There are significant other potential benefits too from understanding the clock. “It is very common for conditions such as major depression, ADHD and bipolar disorder to be associated with high levels of sleep disturbance,” Dr Coogan notes. “Sleep and circadian rhythm disruption may be an important part of these disorders, and there are indications that these changes may precede the onset of other symptoms". Here again, knowledge of how the clock functions allows for the development of new behavioural-based therapies that alter the clock.
"There are studies showing you can relieve symptoms of depression by a combination of light therapy and melatonin [a nocturnal hormone] to alter the time of the body clock,” Dr Coogan explains. "Such approaches may have the capacity to address a large clinical need, for example in the treatment of depression in people for whom other treatments have failed."

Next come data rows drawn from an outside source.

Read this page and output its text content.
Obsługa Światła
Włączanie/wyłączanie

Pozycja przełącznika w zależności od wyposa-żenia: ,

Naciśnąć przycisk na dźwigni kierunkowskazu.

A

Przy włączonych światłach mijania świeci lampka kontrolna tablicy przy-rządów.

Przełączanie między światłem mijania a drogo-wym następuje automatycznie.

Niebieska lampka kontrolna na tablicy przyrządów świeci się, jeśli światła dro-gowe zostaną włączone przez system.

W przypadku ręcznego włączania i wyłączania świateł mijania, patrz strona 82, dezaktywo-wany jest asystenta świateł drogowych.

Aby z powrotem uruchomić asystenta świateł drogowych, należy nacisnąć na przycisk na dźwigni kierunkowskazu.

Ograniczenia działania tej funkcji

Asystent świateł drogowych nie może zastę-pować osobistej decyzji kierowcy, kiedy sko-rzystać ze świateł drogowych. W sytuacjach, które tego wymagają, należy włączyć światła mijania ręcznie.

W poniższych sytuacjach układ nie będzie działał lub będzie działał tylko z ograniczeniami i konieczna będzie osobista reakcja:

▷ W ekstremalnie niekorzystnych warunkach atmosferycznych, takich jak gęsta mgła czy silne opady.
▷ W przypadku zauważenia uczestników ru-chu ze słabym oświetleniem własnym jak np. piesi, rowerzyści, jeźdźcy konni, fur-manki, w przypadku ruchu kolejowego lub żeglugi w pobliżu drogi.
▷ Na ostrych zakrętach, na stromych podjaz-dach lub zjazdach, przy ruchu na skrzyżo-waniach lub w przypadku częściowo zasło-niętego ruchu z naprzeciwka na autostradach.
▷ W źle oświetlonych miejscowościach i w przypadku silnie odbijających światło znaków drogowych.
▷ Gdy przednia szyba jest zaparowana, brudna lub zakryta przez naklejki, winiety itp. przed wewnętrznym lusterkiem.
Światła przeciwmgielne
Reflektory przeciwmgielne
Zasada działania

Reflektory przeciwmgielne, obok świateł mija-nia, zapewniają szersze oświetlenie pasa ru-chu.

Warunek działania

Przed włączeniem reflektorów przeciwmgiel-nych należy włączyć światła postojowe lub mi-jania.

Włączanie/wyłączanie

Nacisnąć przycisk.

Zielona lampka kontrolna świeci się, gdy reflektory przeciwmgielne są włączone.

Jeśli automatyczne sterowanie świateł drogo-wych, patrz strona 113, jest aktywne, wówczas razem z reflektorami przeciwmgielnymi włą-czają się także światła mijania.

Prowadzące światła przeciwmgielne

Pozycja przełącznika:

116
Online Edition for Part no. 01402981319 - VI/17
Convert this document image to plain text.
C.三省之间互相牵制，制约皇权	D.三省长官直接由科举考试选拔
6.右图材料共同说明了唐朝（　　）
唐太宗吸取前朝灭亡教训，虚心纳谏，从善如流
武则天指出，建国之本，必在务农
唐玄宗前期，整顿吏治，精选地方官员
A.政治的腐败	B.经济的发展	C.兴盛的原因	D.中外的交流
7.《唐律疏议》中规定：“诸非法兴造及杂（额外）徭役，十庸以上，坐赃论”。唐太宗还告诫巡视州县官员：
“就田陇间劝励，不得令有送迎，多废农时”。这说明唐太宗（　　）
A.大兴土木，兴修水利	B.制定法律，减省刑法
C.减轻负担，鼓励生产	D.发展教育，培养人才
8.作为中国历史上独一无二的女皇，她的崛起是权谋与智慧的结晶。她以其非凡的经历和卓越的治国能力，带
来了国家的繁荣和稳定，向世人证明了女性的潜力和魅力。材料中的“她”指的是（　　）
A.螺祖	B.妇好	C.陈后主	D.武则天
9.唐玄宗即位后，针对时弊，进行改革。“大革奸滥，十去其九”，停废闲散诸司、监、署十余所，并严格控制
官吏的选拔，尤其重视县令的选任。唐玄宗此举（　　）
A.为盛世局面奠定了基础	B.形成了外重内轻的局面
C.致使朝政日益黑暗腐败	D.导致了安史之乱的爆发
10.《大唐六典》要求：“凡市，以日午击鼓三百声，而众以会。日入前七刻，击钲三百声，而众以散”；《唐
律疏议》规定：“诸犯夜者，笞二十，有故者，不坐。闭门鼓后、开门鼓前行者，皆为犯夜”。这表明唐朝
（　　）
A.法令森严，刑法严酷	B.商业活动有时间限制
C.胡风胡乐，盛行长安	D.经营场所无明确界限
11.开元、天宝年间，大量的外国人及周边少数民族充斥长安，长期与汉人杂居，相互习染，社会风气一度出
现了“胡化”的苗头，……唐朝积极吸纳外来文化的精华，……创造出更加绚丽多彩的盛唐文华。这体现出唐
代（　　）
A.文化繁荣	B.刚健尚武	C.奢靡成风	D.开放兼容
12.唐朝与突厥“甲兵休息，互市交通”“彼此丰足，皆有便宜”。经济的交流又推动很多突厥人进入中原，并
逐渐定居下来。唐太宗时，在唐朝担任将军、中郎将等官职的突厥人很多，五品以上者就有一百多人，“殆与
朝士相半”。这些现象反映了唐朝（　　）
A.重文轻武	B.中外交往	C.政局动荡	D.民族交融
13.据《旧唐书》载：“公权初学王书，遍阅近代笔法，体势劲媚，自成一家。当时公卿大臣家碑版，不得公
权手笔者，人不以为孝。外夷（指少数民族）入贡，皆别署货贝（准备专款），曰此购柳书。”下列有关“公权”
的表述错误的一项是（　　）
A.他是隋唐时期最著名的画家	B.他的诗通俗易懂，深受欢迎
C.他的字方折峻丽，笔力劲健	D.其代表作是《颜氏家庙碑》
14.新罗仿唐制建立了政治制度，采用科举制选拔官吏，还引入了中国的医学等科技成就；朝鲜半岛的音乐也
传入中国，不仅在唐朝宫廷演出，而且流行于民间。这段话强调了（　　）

Links between illness and shift work
Ignoring messages from our biological clock is also bad for our physical health. This is proven by large studies which revealed links between heart disease and cancer and shift work. “The elevation in cancer risk described for shift work is two or three time higher than for processed meat,” says Dr Coogan, referring to the recent controversy over World Health Organisation guidelines, though this is a very moderate increase.
This fits with the big picture. Obeying your biological clock is a healthy option. A study this year suggested that the body’s work crews that fix DNA damage can be slowed when our biological clock is disrupted. This might help explain why cancer is slightly higher in shift workers. “As a rule of thumb, if you don’t have to do shift work, then don’t. Although lots of people need to do it of course,” notes Dr Coogan. Even in the 19th century factories had to operate from dusk to dawn, whereas these days electric lighting allows for around-the-clock work. But this is not necessarily a healthy development. “In modern society our working day has changed so much, but our biological clocks evolved over millions of years and are not going to snap back just because we invented the light bulb,” adds Dr Coogan.
Another issue is the light from electronic devices like phones and tablets and especially their use at night. We use rods and cones for our vision, but a photopigment called melanopsin detects light and cues us to dusk and dawn. “We know this is most sensitive to blue light, so we are talking to industry to design lights and products less enriched at the blue end of the spectrum,” says Dr Coogan. “This would be less likely to upset our circadian rhythm.” Street lighting is moving from the old yellow sodium lights to new LEDs, but these are much richer in blue light and so more disruptive to our biological clocks. Simple changes can be made to roll with our clocks, rather than fight a biological mechanism put there over millions of years of evolution.
There are other areas of our lives, in which application of knowledge of the circadian clock may lead to benefits. Teenagers notoriously are not early risers, given a choice, but this can be pinned on their biological clocks too, says Dr Coogan. "Adolescence is associated with eveningness, reflected by later wake times and later sleep times". Given this, there may be a logic in considering later school starts for such adolescents.
“My teenage son starts at 8:20 in the morning. Yet teenagers are the naturally least-suited group of people for such early starts. By aligning school start times with the biological clock, there may be benefits in terms of academic performance, school attendance and behaviour” he adds. "This is an example of how we might exploit fundamental knowledge to effect societal change for the better, which in the end is what science is all about."